Fortnite, c’est avant tout un jeu vidéo auquel s’adonnent 125 millions d’utilisateurs dans la monde entier. Un succès qui s’explique par la qualité du jeu, certes, mais aussi par les ressorts marketing utilisés par les concepteurs de sites, jeux et autres plateformes. Décryptage par trois spécialistes.

Des skins, du loot, du stuff, le rush, la zone… Si vous jouez ou que vos enfants jouent à Fortnite, ce lexique vous est peut-être familier. Le jeu lancé en 2017 par Epic Games est même devenu une véritable obsession pour certains. D’autant que les phénomènes d’addiction peuvent se reporter sur d’autres supports, si le jeu vidéo devient contraignant.

« Pour que ça fonctionne, il faut que les gens reviennent souvent »

Thomas Versaveau, youtubeur et auteur du documentaire « Comment Fortnite a conquis ses joueurs ? » diffusé sur sa chaine Game Spectrum, explique à France Inter que Fortnite est issu d’une nouvelle génération de jeux, apparue dans la décennie 2010 : « C’est un jeu qui s’inscrit dans la lignée des premiers jeux multijoueurs. Ils deviennent des microsystèmes dans lesquels on interagit sur la durée. Aujourd’hui, Fortnite est devenu un ‘jeu-service’ dans lequel les jeunes viennent comme dans un skatepark, mais dans un univers virtuel. »

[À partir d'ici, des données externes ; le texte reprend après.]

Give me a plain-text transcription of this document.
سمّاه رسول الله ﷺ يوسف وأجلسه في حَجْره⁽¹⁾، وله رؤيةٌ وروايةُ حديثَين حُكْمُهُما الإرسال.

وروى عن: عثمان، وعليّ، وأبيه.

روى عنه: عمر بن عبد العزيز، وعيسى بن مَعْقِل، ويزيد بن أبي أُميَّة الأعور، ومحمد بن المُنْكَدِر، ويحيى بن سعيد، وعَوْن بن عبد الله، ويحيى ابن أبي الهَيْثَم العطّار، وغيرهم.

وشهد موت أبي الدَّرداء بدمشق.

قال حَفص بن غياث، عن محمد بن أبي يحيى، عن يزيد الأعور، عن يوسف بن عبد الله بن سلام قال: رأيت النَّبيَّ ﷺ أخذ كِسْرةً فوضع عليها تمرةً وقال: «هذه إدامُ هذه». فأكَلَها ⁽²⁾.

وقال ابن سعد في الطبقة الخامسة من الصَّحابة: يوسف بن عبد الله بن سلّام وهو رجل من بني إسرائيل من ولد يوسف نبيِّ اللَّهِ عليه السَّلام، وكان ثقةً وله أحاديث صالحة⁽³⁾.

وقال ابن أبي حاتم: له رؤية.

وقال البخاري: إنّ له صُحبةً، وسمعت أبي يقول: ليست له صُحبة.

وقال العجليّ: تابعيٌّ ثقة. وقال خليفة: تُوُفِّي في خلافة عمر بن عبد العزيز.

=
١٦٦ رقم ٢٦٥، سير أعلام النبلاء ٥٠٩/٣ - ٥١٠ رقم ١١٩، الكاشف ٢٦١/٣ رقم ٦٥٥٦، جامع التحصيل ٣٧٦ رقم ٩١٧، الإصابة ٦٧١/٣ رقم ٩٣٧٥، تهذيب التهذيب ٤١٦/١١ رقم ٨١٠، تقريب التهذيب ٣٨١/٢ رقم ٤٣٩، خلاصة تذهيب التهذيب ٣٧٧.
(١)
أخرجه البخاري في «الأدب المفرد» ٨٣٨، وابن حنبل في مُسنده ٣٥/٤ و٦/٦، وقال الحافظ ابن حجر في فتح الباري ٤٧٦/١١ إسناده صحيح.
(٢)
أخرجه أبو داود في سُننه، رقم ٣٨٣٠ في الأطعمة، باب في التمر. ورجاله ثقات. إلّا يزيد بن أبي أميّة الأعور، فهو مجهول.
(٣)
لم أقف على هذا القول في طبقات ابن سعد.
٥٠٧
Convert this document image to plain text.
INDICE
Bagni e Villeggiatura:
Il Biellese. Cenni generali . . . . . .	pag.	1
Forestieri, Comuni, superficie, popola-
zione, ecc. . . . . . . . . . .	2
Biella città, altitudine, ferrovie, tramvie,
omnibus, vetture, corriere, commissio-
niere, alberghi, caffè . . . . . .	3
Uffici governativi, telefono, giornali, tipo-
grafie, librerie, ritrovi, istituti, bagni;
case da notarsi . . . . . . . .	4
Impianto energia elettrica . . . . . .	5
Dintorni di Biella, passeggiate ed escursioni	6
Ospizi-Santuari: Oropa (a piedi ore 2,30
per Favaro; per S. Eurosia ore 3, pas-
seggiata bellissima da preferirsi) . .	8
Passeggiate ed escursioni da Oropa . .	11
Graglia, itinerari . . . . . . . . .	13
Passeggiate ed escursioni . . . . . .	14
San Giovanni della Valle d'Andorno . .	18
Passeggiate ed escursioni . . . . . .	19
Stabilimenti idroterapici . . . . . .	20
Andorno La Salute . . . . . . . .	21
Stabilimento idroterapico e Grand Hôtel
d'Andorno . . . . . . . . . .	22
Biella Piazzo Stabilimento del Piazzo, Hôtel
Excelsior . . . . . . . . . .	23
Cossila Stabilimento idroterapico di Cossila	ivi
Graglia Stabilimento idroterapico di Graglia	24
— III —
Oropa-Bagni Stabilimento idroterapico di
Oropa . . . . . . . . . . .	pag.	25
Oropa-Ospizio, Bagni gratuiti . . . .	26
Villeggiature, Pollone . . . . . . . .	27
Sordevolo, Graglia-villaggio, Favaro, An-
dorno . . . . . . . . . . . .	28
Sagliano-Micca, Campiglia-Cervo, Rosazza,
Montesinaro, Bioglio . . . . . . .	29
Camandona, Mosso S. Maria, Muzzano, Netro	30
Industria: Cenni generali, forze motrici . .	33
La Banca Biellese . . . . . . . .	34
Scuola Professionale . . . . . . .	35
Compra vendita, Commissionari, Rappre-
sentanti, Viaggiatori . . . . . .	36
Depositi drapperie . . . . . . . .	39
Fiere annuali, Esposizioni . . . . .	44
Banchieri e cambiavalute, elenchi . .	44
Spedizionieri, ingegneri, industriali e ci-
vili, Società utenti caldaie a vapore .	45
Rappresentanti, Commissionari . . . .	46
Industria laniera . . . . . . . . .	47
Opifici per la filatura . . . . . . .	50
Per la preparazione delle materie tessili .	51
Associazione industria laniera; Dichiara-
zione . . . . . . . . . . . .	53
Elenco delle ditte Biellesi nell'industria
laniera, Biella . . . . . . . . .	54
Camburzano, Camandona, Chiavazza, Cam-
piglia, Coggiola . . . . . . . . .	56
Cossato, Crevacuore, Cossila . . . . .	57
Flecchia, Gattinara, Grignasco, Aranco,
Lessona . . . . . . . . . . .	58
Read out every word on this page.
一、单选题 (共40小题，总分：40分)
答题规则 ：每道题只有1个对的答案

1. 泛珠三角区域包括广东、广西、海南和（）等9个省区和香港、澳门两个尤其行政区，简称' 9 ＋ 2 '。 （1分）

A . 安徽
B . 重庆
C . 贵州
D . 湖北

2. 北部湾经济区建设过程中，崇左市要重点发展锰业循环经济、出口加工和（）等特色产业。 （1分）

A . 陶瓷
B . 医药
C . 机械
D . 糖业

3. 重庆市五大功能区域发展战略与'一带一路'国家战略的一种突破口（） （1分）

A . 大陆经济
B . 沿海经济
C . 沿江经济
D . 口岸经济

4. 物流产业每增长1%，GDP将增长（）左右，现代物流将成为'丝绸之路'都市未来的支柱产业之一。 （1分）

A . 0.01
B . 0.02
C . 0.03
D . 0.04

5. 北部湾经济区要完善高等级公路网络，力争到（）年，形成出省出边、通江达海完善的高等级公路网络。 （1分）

L’idée est de garder l’internaute le plus longtemps possible, notamment en faisant du jeu une sorte de réseau social. Pour ce gamer et décrypteur de jeux vidéo, qui a l’habitude de les analyser dans ses vidéos, « on est dans un système proche de celui de Twitter et Facebook, et qui a des fonctionnements assez pervers : parce que pour qu’un réseau social fonctionne, il faut que les gens reviennent très souvent ». 

Des gens vont être spécialisés dans le développement de ces réseaux ou de ces jeux, pour garder les gens ‘captifs’ le plus longtemps possible

La rétention du joueur par la récompense

Pour permettre de vous maintenir le plus longtemps possible dans le jeu, on songe donc dès la conception à la rétention du joueur ou de l’internaute : « Ce sont des procédés aussi utilisés par les ingénieurs qui bossent chez Netflix, pour garder les gens le plus longtemps possible sur une plateforme« , poursuit le créateur.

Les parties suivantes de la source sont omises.